Experiment results of ablation study

To compare the performances of each part of RPCA-DRNN, an ablation study that removes some part of the system was built. Three datasets including MIR-1K, ccMixter, and MUSDB18 are used. Table 1 lists all the combinations of different parts of RPCA-DRNN. These combinations will be included in our ablation experiment and the experiment results are shown in Table 2.

Table 1 Combinations of different parts of RPCA-DRNN
Table 2 Experiment results of the ablation study using (a) MIR-1K, (b) ccMixter, and (c) MUSDB18

Observing the experiment results of Table 2 (parts a and b), adding any postprocessing helps reduce the total error (the sum of the interference and artifact error). Among the three steps of postprocessing (median filter, morphology, and high-pass filter), high-pass filter reduces the total error most. It can be observed that RPCA_s_h performed better in GNSDR than RPCA_s_m and RPCA_s_M, and RPCA_s_h-DRNN performed better in GNSDR than RPCA_s_m-DRNN and RPCA_s_M-DRNN. In addition, the combinations without high-pass filter performed worst in reducing the total error. It can be observed that RPCA_s_m_M was worse in GNSDR than RPCA_s_m_h and RPCA_s_M_h, and RPCA_s_m_M-DRNN was worse in GNSDR than RPCA_s_m_h-DRNN and RPCA_s_M_h-DRNN. sRNN outperformed all the combinations without DRNN in GNSDR. At last, the proposed RPCA-DRNN beats all the combinations in GNSDR and GSAR, and beats RPCA_b-DRNN and RPCA_s-DRNN in all the objective measures. Therefore, RPCA-DRNN performs better than conventional RPCA and sRNN, and taking the postprocessing on the soft mask does improve the separated quality.

Besides, observing the experiment results of Table 2 (part c) on MUSDB18, the combinations without high-pass filter performed worst in SDR, ISR, SIR, and SAR. It can be observed that RPCA_s_m_M-DRNN was worse in all of the four measures than RPCA_s_m_h-DRNN and RPCA_s_M_h-DRNN. At last, the proposed RPCA-DRNN beats all in all of the four measures.
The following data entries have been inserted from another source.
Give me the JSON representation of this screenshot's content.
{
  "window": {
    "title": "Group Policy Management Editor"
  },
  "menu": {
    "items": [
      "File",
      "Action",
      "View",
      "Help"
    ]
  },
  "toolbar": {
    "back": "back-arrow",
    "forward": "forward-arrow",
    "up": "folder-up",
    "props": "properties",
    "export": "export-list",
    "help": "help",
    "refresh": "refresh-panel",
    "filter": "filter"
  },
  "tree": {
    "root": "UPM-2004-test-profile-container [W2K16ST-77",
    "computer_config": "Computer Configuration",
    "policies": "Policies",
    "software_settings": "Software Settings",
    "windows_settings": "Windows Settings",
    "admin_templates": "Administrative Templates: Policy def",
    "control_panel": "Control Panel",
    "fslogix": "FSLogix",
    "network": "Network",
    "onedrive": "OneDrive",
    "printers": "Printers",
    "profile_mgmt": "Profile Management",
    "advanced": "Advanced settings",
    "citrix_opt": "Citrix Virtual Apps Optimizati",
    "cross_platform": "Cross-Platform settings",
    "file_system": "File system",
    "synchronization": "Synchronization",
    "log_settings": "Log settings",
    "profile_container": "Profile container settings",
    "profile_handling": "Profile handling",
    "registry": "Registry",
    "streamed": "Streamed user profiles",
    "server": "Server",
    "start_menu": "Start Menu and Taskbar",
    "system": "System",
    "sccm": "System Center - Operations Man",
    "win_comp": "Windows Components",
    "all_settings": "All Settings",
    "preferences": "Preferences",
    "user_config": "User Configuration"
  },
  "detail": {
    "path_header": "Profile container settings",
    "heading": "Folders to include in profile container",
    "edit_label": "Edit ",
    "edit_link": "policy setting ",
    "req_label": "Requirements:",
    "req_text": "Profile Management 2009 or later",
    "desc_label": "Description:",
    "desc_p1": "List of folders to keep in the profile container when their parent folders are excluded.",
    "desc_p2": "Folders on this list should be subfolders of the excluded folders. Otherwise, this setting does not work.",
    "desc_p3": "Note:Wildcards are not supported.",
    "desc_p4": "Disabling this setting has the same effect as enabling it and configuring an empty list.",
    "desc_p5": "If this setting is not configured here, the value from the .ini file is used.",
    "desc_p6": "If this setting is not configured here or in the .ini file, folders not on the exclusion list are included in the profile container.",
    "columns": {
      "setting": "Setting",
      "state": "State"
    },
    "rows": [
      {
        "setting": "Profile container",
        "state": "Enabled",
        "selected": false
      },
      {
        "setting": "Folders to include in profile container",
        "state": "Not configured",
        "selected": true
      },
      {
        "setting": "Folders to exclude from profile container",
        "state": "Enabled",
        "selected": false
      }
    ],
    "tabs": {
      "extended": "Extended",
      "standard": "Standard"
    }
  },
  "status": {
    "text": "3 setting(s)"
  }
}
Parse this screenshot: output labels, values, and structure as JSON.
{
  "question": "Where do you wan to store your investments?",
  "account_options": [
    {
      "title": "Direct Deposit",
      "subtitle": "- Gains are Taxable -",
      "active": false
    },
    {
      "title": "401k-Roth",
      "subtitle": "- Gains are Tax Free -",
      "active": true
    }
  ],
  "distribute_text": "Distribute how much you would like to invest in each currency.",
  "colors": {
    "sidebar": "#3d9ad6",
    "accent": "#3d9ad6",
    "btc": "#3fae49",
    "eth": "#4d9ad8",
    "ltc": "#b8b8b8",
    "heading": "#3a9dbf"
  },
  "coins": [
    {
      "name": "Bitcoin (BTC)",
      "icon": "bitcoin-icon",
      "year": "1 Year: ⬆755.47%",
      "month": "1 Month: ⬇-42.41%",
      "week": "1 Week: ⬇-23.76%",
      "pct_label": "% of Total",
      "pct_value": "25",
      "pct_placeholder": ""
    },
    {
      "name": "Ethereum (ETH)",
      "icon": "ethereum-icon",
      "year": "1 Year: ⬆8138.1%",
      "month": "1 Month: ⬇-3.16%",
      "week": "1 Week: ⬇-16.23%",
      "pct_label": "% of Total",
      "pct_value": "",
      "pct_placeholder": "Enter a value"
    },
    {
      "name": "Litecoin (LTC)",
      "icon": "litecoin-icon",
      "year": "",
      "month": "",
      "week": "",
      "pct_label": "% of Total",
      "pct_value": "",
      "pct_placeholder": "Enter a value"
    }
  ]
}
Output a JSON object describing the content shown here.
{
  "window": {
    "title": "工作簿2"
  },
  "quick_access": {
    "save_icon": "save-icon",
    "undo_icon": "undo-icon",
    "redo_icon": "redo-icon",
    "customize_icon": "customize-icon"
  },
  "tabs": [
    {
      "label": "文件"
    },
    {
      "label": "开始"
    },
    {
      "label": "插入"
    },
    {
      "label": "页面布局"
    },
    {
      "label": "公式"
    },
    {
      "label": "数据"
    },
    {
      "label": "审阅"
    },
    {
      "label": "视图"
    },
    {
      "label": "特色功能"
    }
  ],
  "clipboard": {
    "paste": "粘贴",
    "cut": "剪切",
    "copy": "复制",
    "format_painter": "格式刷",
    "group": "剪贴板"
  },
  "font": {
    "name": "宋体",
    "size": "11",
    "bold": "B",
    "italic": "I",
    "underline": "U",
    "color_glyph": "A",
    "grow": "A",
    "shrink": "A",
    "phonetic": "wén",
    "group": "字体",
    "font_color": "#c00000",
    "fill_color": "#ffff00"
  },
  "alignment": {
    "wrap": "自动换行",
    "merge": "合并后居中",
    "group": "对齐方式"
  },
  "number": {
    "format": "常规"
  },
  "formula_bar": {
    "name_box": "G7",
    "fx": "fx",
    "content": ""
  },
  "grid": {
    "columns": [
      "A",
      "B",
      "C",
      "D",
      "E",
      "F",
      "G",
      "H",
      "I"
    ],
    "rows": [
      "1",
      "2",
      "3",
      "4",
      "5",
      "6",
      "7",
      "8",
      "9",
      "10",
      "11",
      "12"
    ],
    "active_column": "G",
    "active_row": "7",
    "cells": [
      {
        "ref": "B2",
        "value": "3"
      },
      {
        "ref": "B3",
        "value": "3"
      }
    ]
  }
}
Therefore, on MUSDB18, it is confirmed again that RPCA-DRNN performs better than sRNN and high-pass filter is the most influential part in postprocessing.

Experiment results of MIR-1K

Songs from the test set were used in the objective and subjective tests. Both the separated singing voice and accompaniment are evaluated. Ten techniques, namely RPCA_b, RPCA_p, sRNN, MLRR, RNMF, MOD-GD, U-Net, EFN, CRNN-A, and RPCA-DRNN, were compared in our objective experiment. Accordingly, ten varieties of separated singing voices were evaluated in the objective voice quality assessment. The comparison of the proposed method RPCA-DRNN with RPCA_b, RPCA_p, sRNN, MLRR, RNMF, Mod-GD, U-Net, EFN, and CRNN-A in terms of the objective measures GNSDR, GSIR, and GSAR is summarized in Table 3. The results indicate that the proposed method RPCA-DRNN is superior to all of the reference methods in GNSDR and GSAR. Therefore, RPCA-DRNN can reduce the total error most, but respectively speaking, it is more successful in reducing artifact than interference error. The box plots of the comparison of the proposed method RPCA-DRNN with RPCA_b, RPCA_p, sRNN, and CRNN-A are presented in Fig. 6, which shows a clearer statistical insight.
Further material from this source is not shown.